Dynasty Financial Partners is accusing Merrill Lynch of “sleight of hand” in the ongoing legal dispute over a $129 billion, Atlanta-based RIA that left the wirehouse to go independent with Dynasty’s support.
Dynasty responded this week to accusations from Merrill, detailed in its own February motion, that argued the firm walked back its pledge to arbitrate disputes involving OpenArc.
According to Dynasty, Merrill is misreading a judge’s earlier order that paused the federal case while the parties fought it out in FINRA arbitration. Dynasty argued that the order pertained to OpenArc and Merrill, not to third parties, including Dynasty.
OpenArc’s leadership left Merrill and brought with them some 120 employees, including over 50 financial advisors, who oversaw $129 billion at Merrill’s Global Corporate and Institutional Advisory Services unit. OpenArc is led by Senior Managing Partner Erik Bjerke.

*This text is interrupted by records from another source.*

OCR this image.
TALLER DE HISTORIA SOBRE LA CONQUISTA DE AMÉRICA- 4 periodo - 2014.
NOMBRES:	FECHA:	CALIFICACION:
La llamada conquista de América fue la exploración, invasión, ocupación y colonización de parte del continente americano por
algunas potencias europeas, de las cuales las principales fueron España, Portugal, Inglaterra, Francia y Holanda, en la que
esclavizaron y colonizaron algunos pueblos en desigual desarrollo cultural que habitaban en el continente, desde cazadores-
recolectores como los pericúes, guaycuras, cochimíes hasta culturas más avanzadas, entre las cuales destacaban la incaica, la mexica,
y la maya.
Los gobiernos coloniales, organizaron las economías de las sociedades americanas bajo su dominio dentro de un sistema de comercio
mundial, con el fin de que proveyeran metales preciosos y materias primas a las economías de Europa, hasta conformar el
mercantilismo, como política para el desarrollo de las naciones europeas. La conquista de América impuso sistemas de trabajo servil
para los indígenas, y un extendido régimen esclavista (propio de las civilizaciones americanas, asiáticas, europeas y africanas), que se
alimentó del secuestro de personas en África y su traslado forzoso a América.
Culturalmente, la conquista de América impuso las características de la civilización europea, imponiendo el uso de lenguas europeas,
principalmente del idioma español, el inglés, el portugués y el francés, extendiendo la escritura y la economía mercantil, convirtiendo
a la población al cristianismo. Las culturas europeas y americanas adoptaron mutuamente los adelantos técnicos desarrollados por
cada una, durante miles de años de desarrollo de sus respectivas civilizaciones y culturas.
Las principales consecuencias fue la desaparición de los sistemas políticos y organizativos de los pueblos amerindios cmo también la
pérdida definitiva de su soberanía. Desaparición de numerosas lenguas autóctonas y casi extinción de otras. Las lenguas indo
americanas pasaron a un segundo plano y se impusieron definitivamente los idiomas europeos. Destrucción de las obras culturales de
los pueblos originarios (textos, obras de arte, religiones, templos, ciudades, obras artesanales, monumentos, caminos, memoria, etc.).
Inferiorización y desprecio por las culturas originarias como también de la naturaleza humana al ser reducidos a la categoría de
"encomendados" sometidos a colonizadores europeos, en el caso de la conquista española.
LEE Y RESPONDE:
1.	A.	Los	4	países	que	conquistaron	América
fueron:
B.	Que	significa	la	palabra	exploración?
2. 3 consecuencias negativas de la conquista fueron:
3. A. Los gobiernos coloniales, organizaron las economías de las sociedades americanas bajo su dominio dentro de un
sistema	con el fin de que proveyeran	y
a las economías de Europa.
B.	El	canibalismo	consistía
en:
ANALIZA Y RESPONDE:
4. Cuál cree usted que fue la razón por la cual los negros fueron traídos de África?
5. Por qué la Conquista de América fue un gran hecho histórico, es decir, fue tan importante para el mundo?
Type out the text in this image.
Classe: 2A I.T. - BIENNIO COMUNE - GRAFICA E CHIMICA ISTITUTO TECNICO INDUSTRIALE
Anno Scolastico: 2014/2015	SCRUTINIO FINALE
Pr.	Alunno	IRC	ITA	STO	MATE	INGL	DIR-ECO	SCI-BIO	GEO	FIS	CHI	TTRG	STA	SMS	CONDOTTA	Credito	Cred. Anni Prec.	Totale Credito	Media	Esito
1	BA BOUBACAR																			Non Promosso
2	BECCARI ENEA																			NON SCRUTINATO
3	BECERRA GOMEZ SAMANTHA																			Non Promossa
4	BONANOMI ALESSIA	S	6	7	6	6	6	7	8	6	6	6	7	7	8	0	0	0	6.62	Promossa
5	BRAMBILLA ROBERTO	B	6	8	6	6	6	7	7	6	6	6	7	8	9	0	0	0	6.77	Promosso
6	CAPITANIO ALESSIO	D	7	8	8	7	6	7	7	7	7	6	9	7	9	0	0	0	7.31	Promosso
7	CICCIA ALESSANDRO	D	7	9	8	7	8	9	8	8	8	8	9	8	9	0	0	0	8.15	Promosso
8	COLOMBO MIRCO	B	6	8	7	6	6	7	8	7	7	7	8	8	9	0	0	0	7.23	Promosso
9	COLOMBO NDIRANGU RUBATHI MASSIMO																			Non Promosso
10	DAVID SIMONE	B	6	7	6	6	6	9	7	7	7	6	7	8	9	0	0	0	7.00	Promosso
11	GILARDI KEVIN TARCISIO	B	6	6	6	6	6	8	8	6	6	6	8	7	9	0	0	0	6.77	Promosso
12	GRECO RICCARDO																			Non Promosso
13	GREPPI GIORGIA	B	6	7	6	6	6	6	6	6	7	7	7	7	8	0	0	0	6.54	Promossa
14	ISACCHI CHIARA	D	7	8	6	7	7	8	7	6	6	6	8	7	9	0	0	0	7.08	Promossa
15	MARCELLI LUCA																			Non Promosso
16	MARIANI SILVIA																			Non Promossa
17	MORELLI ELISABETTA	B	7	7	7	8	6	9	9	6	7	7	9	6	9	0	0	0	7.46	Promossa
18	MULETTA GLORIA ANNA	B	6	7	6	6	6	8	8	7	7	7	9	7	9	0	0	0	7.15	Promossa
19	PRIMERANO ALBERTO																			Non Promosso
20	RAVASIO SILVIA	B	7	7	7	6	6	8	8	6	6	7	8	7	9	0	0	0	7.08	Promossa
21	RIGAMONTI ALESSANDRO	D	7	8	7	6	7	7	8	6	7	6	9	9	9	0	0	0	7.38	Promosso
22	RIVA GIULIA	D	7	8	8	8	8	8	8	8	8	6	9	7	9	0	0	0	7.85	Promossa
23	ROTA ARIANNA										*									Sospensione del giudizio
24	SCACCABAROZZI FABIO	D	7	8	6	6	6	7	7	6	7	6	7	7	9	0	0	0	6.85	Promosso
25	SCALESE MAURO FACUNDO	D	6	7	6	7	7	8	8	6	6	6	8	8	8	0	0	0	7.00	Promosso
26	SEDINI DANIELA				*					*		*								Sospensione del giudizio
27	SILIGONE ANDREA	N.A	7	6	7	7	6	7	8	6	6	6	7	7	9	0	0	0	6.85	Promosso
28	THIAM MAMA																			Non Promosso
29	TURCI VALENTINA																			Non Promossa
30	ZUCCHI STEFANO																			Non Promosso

The move was an industry blockbuster, creating a large, sophisticated RIA that would typically take years and multiple acquisitions to build. The firm is majority-owned by senior leadership, with Dynasty holding a non-controlling minority stake.
In response, Merrill sued OpenArc, its lead advisors, and Dynasty, claiming the team was a “speciality” practice group gifted with existing relationships by the firm.
Merrill claimed the defendants conspired to poach the firm’s business while violating the Protocol for Broker Recruiting (which allows advisors to move between firms and take certain client information without the threat of reprisal).
Dynasty and OpenArc claimed they followed the Protocol. Further, they claimed the team lost $45 million in revenue after their calls for additional investment from the wirehouse went unheeded.
According to Dynasty’s latest motion, Dynasty was not a party to the agreement to arbitrate the dispute. The firm’s lawyers argue that the idea that Dynasty never informed Merrill that it did not consent to arbitration is faulty, as it was never part of the agreement in the first place.
Merrill should have been aware that Dynasty was not a FINRA-registered member, despite a claim from Merrill’s counsel that he believed it was during a hearing in which he called on Dynasty to agree to the arbitration.
Dynasty argued that Merrill’s counsel, when asked by the court who was participating in the arbitration process, wrongly stated that “everyone is going,” and that Dynasty should not be bound to an agreement by “negative consent.”
In a statement to Wealth Management, a Merrill spokesperson said that “as our previously filed motion states, we are simply seeking the right to pursue our claims against Dynasty in the appropriate forum.”